The future is unknowable. Glorious and terrifying all at once.
Oh, this post hits home. Hubs has not worked all this week and now he won't be able to next week because of his illness.
It's not a far fall from the middle of our ladder to the bottom rung. And that is certainly very frightening.
I often wonder if I'm being selfish by being a stay at home mom, and putting the burden of providing our financial security squarely on my hubs shoulders.
Great post!
That reminds me, I have a gift certificate to that store dating back to when Einey was born, I just never go there so I don't think about it. May be time to stop in.
And I know exactually what you mean about that invisible line. It's a line we walk everyday. On one hand, I want my kids to experience all that the town has to offer and on the other, I want to shield them from everything that goes on around them.

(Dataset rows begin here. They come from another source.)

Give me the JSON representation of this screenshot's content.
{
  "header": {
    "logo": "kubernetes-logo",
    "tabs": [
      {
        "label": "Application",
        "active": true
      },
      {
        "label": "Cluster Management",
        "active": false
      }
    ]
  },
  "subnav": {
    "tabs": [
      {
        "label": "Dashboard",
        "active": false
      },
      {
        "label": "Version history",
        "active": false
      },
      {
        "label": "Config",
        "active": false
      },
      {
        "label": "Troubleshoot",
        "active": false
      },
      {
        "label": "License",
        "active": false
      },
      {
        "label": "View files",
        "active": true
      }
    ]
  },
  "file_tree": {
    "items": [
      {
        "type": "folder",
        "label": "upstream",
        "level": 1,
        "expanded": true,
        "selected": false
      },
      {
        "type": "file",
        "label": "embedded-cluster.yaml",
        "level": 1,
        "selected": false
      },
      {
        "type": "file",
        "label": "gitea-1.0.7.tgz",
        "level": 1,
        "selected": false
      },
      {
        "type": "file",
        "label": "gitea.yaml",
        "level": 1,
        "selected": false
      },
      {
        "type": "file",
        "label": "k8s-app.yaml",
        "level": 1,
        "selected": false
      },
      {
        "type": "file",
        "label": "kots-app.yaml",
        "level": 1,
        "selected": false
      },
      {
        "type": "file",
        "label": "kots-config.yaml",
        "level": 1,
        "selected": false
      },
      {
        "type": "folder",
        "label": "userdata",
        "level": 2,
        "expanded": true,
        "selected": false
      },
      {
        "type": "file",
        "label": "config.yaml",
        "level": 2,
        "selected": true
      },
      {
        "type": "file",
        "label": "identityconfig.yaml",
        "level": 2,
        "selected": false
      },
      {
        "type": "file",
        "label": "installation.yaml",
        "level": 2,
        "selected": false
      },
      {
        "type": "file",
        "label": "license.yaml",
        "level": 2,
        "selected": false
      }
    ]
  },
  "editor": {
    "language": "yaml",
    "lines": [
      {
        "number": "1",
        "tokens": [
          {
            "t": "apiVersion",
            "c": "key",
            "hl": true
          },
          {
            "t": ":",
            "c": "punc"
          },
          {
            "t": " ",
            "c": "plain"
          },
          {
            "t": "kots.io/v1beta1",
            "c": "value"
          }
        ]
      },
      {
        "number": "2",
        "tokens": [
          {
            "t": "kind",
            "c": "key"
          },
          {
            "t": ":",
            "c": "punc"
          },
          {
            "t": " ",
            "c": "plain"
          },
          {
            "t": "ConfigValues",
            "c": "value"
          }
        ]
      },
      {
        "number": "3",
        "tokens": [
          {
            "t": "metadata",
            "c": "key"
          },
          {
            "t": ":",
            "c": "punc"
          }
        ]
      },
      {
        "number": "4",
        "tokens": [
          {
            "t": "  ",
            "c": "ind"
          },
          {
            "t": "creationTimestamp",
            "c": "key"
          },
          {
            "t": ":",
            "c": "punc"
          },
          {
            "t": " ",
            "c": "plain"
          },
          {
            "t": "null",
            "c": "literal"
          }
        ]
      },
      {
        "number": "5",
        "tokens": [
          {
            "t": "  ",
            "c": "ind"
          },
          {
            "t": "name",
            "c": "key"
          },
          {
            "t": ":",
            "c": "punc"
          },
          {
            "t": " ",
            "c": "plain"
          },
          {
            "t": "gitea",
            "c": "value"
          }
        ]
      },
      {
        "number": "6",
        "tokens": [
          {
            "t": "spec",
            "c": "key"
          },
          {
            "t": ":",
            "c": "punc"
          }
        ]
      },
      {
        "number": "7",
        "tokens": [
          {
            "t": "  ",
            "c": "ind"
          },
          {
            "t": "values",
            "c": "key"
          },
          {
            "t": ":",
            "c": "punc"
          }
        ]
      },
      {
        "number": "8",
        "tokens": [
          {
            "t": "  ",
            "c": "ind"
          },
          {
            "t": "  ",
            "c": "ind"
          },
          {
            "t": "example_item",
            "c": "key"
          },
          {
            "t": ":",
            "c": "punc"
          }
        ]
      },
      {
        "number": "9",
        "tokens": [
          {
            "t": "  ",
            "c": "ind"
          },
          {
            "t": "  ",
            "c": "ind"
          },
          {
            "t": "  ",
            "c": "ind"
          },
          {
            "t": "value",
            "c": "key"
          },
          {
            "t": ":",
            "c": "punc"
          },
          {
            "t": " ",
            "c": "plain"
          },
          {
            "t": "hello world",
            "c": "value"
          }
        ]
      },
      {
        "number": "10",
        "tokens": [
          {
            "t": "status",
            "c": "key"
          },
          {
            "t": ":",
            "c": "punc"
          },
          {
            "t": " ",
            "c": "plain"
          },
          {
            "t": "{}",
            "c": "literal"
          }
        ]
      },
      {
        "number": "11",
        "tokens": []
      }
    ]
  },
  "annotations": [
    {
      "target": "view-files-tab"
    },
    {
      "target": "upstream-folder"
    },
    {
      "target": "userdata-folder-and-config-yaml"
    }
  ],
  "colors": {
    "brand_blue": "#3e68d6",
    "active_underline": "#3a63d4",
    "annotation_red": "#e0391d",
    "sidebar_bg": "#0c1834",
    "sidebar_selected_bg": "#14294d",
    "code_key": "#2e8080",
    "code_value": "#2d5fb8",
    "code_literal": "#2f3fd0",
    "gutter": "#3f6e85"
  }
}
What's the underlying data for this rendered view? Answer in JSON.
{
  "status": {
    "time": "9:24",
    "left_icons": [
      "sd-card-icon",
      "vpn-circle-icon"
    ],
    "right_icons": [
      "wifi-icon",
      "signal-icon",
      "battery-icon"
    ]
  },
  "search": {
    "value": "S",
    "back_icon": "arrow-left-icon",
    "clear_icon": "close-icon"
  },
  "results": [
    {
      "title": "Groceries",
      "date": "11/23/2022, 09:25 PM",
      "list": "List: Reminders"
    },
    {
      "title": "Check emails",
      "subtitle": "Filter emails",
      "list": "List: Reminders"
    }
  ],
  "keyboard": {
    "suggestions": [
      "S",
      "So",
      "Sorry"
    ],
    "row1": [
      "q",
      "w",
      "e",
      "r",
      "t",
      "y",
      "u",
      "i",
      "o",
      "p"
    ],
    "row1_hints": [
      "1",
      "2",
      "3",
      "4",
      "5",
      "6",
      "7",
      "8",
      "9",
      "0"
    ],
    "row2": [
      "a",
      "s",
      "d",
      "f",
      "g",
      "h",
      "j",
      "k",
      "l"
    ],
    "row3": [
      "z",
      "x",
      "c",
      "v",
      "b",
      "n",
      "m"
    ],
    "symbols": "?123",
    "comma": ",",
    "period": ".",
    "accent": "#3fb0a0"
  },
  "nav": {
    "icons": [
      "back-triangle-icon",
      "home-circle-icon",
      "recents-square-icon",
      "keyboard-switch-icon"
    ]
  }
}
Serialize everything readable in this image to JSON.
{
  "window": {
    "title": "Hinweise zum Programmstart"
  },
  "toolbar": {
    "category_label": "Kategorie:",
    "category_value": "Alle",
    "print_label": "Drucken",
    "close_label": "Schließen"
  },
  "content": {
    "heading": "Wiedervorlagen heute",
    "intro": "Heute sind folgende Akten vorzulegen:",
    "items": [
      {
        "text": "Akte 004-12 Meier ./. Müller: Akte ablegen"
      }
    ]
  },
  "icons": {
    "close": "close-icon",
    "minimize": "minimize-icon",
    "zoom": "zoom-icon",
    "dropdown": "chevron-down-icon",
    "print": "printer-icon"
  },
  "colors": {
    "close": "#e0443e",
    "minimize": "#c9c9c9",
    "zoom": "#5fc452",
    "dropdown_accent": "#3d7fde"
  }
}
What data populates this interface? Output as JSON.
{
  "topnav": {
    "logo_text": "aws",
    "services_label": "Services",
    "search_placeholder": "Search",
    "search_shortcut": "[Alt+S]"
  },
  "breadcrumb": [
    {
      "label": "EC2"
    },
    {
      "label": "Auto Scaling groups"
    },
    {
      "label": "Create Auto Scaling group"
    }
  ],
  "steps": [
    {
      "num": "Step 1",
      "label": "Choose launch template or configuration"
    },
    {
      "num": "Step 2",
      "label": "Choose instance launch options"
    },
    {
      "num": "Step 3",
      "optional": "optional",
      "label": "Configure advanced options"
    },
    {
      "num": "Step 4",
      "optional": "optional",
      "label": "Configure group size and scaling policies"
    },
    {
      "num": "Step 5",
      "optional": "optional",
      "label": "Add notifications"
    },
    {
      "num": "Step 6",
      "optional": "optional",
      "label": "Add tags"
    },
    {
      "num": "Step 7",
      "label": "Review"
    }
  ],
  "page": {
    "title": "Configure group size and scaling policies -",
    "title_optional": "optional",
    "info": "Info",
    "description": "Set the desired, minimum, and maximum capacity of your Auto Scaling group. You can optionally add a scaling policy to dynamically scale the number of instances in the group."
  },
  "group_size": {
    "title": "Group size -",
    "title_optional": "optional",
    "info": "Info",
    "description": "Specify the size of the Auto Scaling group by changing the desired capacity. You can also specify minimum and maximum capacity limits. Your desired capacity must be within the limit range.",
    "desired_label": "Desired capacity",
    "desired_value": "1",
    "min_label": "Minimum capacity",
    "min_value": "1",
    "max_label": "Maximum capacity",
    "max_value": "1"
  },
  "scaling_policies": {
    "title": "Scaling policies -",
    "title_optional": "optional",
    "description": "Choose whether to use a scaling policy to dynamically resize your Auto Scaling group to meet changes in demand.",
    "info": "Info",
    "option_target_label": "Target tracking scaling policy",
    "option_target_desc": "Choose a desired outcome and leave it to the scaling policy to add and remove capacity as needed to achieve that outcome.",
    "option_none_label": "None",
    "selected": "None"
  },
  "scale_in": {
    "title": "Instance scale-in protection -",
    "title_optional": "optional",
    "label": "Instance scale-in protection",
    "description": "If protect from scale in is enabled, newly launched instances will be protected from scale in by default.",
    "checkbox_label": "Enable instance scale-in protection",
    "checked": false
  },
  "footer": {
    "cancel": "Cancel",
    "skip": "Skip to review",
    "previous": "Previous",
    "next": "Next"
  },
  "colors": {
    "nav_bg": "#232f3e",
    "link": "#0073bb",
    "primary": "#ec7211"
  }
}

Each day at the local playground, I keep a close eye on their whereabouts while trying to give them the freedom they deserve (which is why I like the other playground better due to the fact that not many people frequent it).
One of these days.....
Did they finish the house yesterday? It looks much better with the trim (although I noticed there is an unpainted section on the bottom of the front porch as I drove by today).
That reminds me of some work I had done on my first house, the one I owned in my hometown. The work was completed perfectly, when the guys were sober. Let's just say that happy hour came early a few too many days. But given their lives (which was my life at the time) I didn't blame them too much.
god. loved this post...i work w/ the homeless and see that side of the street daily, and know it doesn't take more than a few bad steps and we are on the same side. thanks for writing this.